The goal: To create a leaner, more efficient company that creatively solves problems in the present and considers solutions for the future.

Despite today’s economy, Tolkacz says that focus has placed Swingle in a strong cash position that allows for flexibility and a degree of comfort in uncertain times. Although the company has budgeted for $14 million in 2009 (down from $18 million in 2008), Tolkacz is confident. “It will come back. We just need to be flexible,” he says.

The rational response plan includes a number of components, including communication. “We over-communicate to avoid rumors, provide people comfort, answer common questions and not let employees’ imaginations get in the way of common sense,” Tolkacz says.

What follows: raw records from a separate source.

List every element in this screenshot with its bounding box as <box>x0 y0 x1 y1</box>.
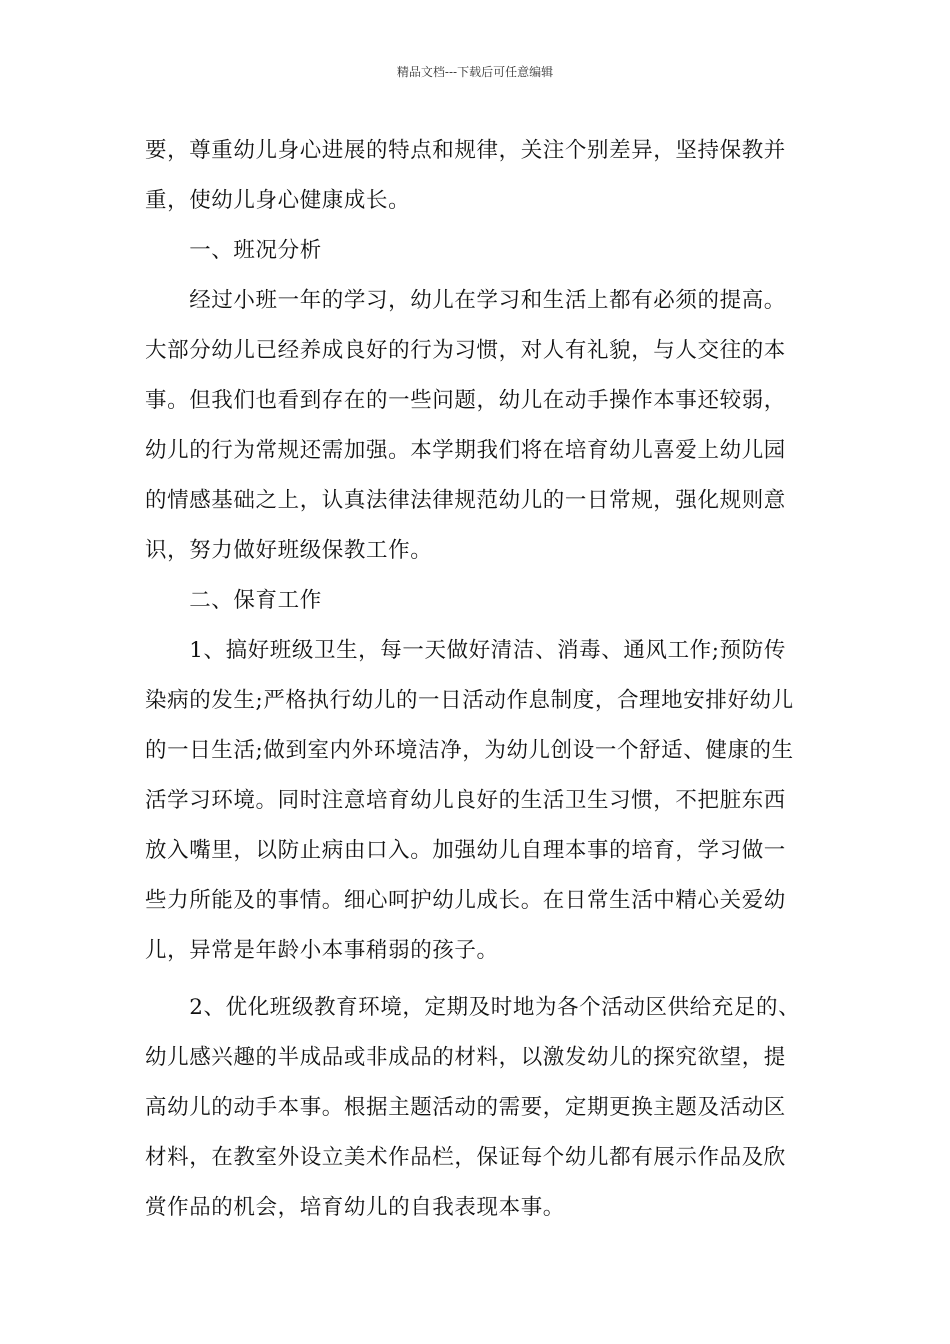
text-line: 大部分幼儿已经养成良好的行为习惯，对人有礼貌，与人交往的本 <box>145 338 786 363</box>
text-line: 经过小班一年的学习，幼儿在学习和生活上都有必须的提高。 <box>145 288 786 313</box>
text-line: 的情感基础之上，认真法律法律规范幼儿的一日常规，强化规则意 <box>145 488 786 513</box>
text-line: 儿，异常是年龄小本事稍弱的孩子。 <box>145 938 499 963</box>
text-line: 幼儿感兴趣的半成品或非成品的材料，以激发幼儿的探究欲望，提 <box>145 1045 786 1070</box>
text-line: 高幼儿的动手本事。根据主题活动的需要，定期更换主题及活动区 <box>145 1095 786 1120</box>
text-line: 材料，在教室外设立美术作品栏，保证每个幼儿都有展示作品及欣 <box>145 1145 786 1170</box>
text-line: 些力所能及的事情。细心呵护幼儿成长。在日常生活中精心关爱幼 <box>145 888 786 913</box>
text-line: 幼儿的行为常规还需加强。本学期我们将在培育幼儿喜爱上幼儿园 <box>145 438 786 463</box>
document-body <box>145 126 809 1233</box>
text-line: 活学习环境。同时注意培育幼儿良好的生活卫生习惯，不把脏东西 <box>145 788 786 813</box>
text-line: 事。但我们也看到存在的一些问题，幼儿在动手操作本事还较弱， <box>145 388 786 413</box>
section-heading: 二、保育工作 <box>145 588 322 613</box>
section-heading: 一、班况分析 <box>145 238 322 263</box>
text-line: 染病的发生;严格执行幼儿的一日活动作息制度，合理地安排好幼儿 <box>145 688 794 713</box>
text-line: 要，尊重幼儿身心进展的特点和规律，关注个别差异，坚持保教并 <box>145 138 786 163</box>
text-line: 重，使幼儿身心健康成长。 <box>145 188 411 213</box>
text-line: 2、优化班级教育环境，定期及时地为各个活动区供给充足的、 <box>145 995 801 1020</box>
text-line: 的一日生活;做到室内外环境洁净，为幼儿创设一个舒适、健康的生 <box>145 738 794 763</box>
text-line: 赏作品的机会，培育幼儿的自我表现本事。 <box>145 1195 565 1220</box>
text-line: 识，努力做好班级保教工作。 <box>145 538 433 563</box>
text-line: 放入嘴里，以防止病由口入。加强幼儿自理本事的培育，学习做一 <box>145 838 786 863</box>
page-header: 精品文档---下载后可任意编辑 <box>396 65 554 79</box>
text-line: 1、搞好班级卫生，每一天做好清洁、消毒、通风工作;预防传 <box>145 638 786 663</box>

In 2007, when the executive team sensed the impending downturn, all employees met twice a month to encourage input. “We realize we don’t have all the answers. We want employees’ feedback and are trying to incorporate it into the decision-making process,” Tolkacz says. For instance, employees were behind the push to decrease the frequency of those all-staff meetings to bimonthly to reduce scheduling conflicts and maximize work time.

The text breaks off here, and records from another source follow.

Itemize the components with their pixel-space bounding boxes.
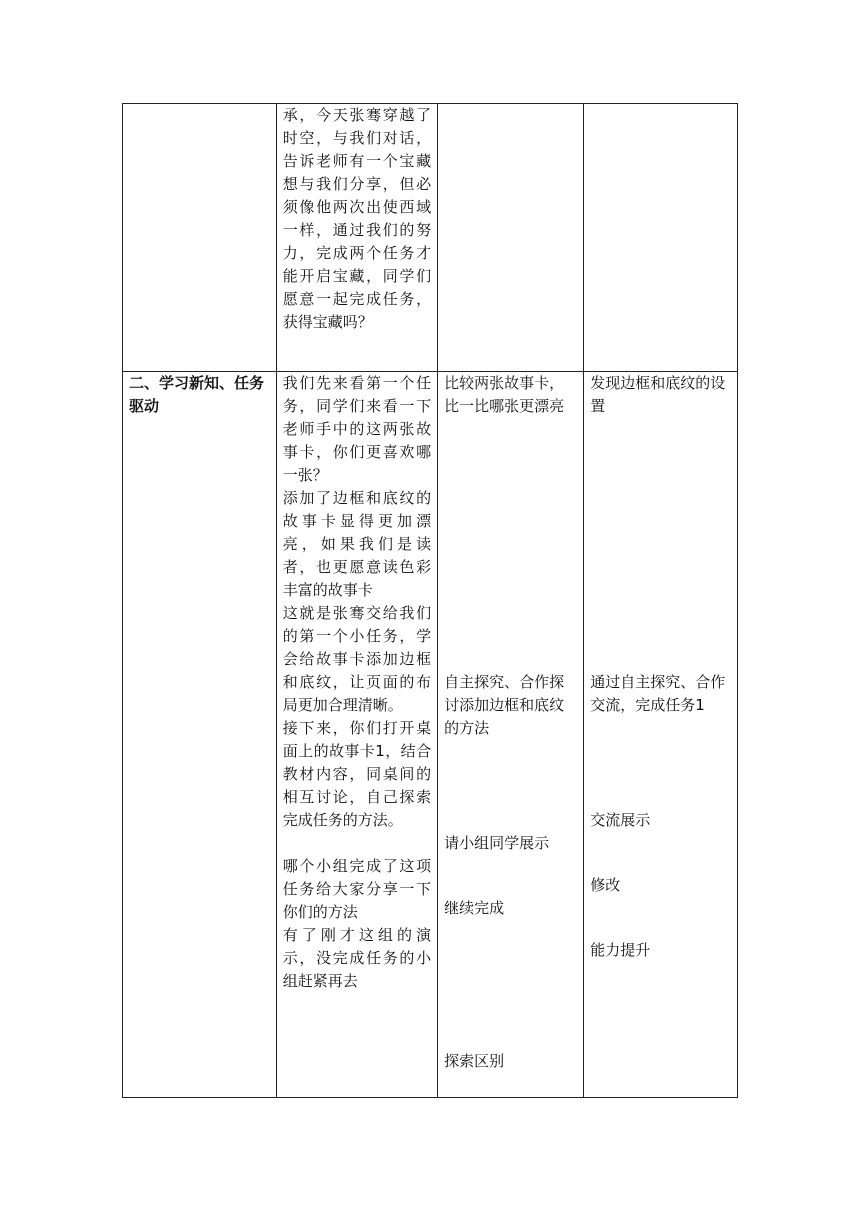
table-row bbox=[123, 104, 738, 372]
teacher-paragraph: 哪个小组完成了这项任务给大家分享一下你们的方法 bbox=[282, 857, 432, 921]
teacher-paragraph: 我们先来看第一个任务，同学们来看一下老师手中的这两张故事卡，你们更喜欢哪一张？ bbox=[282, 374, 432, 484]
lesson-plan-table bbox=[122, 103, 738, 1098]
stage-cell bbox=[123, 372, 277, 1098]
stage-cell bbox=[123, 104, 277, 372]
blank-space bbox=[444, 855, 577, 897]
blank-space bbox=[590, 418, 731, 671]
intent-paragraph: 修改 bbox=[590, 876, 621, 894]
student-activity-cell bbox=[438, 104, 584, 372]
blank-space bbox=[590, 832, 731, 874]
intent-paragraph: 能力提升 bbox=[590, 941, 651, 959]
design-intent-cell bbox=[584, 372, 738, 1098]
blank-space bbox=[590, 897, 731, 939]
blank-space bbox=[444, 920, 577, 1050]
blank-space bbox=[444, 740, 577, 832]
student-paragraph: 请小组同学展示 bbox=[444, 834, 550, 852]
teacher-paragraph: 添加了边框和底纹的故事卡显得更加漂亮，如果我们是读者，也更愿意读色彩丰富的故事卡 bbox=[282, 489, 432, 599]
blank-line bbox=[283, 832, 431, 855]
student-paragraph: 比较两张故事卡，比一比哪张更漂亮 bbox=[444, 374, 565, 415]
design-intent-cell bbox=[584, 104, 738, 372]
teacher-paragraph: 接下来，你们打开桌面上的故事卡1，结合教材内容，同桌间的相互讨论，自己探索完成任务的方法。 bbox=[282, 719, 432, 829]
student-paragraph: 自主探究、合作探讨添加边框和底纹的方法 bbox=[444, 673, 565, 737]
teacher-activity-cell: 承，今天张骞穿越了时空，与我们对话，告诉老师有一个宝藏想与我们分享，但必须像他两次出使西域一样，通过我们的努力，完成两个任务才能开启宝藏，同学们愿意一起完成任务，获得宝藏吗？ bbox=[276, 104, 437, 372]
blank-space bbox=[444, 418, 577, 671]
intent-paragraph: 通过自主探究、合作交流，完成任务1 bbox=[590, 673, 726, 714]
intent-paragraph: 发现边框和底纹的设置 bbox=[590, 374, 726, 415]
intent-paragraph: 交流展示 bbox=[590, 811, 651, 829]
teacher-paragraph: 有了刚才这组的演示，没完成任务的小组赶紧再去 bbox=[282, 926, 432, 990]
blank-space bbox=[590, 717, 731, 809]
teacher-paragraph: 这就是张骞交给我们的第一个小任务，学会给故事卡添加边框和底纹，让页面的布局更加合理清晰。 bbox=[282, 604, 432, 714]
student-paragraph: 继续完成 bbox=[444, 899, 505, 917]
stage-title: 二、学习新知、任务驱动 bbox=[129, 374, 265, 415]
table-row bbox=[123, 372, 738, 1098]
teacher-activity-cell bbox=[276, 372, 437, 1098]
student-paragraph: 探索区别 bbox=[444, 1052, 505, 1070]
student-activity-cell bbox=[438, 372, 584, 1098]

Still, some decisions, such as analyzing expenses, are best handled by the executive team. Swingle shut down one of its three facilities this year to reduce operating costs, and also implemented forced layoffs to ensure it was paying only those who were contributing and vital to the business (currently, the company employs 190 people). “That allowed us to alleviate some management distractions, and at the same time those people who were the A and B players saw their contributions, work habits and attitudes being recognized,” Tolkacz explains.

Another way the company is strengthening its position is through its “job-a-day” initiative, which encourages employees to squeeze in one more job each day. Rational response doesn’t have to be about complicated processes and procedures. “The real message is about a little bit of hustle – if everybody finds time for one more job a day, we’re going to be that much more profitable,” Tolkacz says. “We improve our service to customers, get done faster and increase profitability.”

All of these changes stem from the “opportunities checklist” – a master list of opportunities developed and maintained by the company’s executive management team and facilitated by company president John Gibson. Some of the opportunities on the list never make it past the idea stage; others are assigned to a team member, researched and implemented. “It’s a working tool that removes emotion from the decision-making process,” Tolkacz explains. “We force-rank opportunities so we can make smart decisions. It’s not a perfect science, but it at least gives us a tool to evaluate certain things.”

Moving forward, Tolkacz says the goal is to survive and thrive. “We’ve been forced to be creative, reduce fixed costs, increase efficiencies and eliminate waste,” Tolkacz says, “and I think we’re going to end up with higher profitability than we’ve had in the last two years because of it.”